Experiments evaluate fifteen state‑of‑the‑art LMMs, including MiniCPM‑V, Qwen2.5‑VL, and Kosmos‑2.5. Key findings:

• Schema complexity – Performance drops sharply as the number of fields increases; documents with eight or more fields see an average F1 decline of ~12 percentage points.
• Long‑tail fields – Rare fields such as “contact” or “email” achieve below‑30% accuracy, indicating poor grounding for infrequent entities.
• Layout complexity & visual noise – Multi‑column, table‑rich, or image‑embedded layouts reduce overall F1 by ~15 points; added blur or distortion further amplifies errors.
• Domain/Scenario disparity – Simple receipts and invoices maintain >80% F1, whereas contracts and complex forms fall to ~55% F1, highlighting uneven generalization across document types.
• Schema grounding – Models often confuse field names with surrounding text, revealing a gap between visual‑text perception and structured semantic mapping.
• Open‑category performance – Without predefined schemas, most models achieve only 30–40% F1; English documents with dense schemas suffer the most, dropping below 20% in some cases.

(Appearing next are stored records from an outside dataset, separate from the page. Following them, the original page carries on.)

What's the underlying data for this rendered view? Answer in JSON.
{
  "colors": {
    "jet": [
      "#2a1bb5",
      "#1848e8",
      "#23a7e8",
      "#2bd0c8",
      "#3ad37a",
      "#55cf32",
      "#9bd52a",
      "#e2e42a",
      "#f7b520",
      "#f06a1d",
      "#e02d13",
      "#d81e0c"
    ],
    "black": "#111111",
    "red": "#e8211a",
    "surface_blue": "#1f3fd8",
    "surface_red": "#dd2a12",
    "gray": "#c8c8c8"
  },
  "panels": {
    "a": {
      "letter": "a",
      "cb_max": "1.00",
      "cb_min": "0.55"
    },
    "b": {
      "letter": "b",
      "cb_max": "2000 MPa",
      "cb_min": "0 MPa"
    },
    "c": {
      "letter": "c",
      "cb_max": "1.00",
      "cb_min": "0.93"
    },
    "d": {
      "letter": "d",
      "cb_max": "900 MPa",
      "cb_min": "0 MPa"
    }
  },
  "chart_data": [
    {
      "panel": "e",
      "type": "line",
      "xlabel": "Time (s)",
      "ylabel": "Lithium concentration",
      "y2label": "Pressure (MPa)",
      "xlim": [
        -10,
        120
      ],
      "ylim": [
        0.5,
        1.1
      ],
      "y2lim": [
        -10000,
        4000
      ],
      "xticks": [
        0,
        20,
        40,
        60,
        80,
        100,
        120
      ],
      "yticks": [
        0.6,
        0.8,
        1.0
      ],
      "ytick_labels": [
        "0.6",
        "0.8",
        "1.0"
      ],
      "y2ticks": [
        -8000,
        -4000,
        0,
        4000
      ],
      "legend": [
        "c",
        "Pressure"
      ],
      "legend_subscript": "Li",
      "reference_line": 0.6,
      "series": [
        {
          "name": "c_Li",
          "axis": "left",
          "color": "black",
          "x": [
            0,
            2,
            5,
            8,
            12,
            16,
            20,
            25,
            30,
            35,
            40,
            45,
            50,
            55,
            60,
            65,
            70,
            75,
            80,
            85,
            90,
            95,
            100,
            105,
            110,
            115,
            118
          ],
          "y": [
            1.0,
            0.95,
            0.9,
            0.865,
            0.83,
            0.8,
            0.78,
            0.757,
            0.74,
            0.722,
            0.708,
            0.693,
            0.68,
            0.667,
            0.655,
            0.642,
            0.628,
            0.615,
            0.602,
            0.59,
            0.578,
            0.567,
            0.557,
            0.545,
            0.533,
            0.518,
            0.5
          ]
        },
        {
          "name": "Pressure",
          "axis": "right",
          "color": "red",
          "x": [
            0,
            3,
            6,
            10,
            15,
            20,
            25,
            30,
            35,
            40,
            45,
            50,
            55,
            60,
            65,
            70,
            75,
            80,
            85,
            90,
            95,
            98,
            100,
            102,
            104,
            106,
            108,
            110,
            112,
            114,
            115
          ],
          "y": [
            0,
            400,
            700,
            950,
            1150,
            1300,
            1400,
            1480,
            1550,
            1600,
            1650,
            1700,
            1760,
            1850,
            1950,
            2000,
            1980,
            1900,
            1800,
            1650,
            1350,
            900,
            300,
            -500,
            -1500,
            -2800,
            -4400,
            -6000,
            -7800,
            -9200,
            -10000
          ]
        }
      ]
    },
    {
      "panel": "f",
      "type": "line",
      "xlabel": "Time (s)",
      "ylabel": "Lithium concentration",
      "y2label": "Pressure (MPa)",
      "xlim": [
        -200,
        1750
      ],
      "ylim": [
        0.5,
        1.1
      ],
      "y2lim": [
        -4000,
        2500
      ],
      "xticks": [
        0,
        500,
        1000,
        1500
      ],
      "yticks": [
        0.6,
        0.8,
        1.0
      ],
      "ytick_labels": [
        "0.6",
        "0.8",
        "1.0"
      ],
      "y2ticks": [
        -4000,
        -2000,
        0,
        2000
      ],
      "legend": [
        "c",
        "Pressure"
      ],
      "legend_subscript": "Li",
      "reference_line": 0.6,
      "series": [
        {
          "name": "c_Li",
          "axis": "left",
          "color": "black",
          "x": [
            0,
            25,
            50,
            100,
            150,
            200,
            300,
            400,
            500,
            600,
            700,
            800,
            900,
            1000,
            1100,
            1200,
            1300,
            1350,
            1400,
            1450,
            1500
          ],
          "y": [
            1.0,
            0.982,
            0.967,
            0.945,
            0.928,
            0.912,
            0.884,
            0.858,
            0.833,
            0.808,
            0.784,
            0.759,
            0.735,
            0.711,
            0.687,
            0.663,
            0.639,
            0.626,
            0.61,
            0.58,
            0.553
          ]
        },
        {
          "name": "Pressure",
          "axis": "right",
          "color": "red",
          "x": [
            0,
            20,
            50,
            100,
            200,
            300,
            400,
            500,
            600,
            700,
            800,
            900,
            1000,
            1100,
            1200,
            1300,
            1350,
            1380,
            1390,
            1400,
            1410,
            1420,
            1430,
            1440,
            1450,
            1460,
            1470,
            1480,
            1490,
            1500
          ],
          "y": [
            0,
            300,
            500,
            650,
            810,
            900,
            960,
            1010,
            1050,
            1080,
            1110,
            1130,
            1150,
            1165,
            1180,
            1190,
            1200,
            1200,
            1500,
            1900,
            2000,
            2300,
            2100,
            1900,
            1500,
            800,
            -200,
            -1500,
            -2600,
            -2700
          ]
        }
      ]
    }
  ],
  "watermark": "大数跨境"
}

The authors conclude that while LMMs excel at raw text recognition, they still lack robust mechanisms for schema‑aware reasoning and layout‑sensitive extraction. They advocate for dedicated pre‑training objectives that jointly optimize visual encoders and schema‑conditioned decoders, data augmentation targeting long‑tail fields and complex layouts, and multi‑task learning to improve structural generalization.

Overall, UNIKIE‑BENCH provides a unified, realistic, and scalable platform for rigorously benchmarking LMM‑based KIE systems, exposing current limitations and guiding future research toward more reliable document understanding.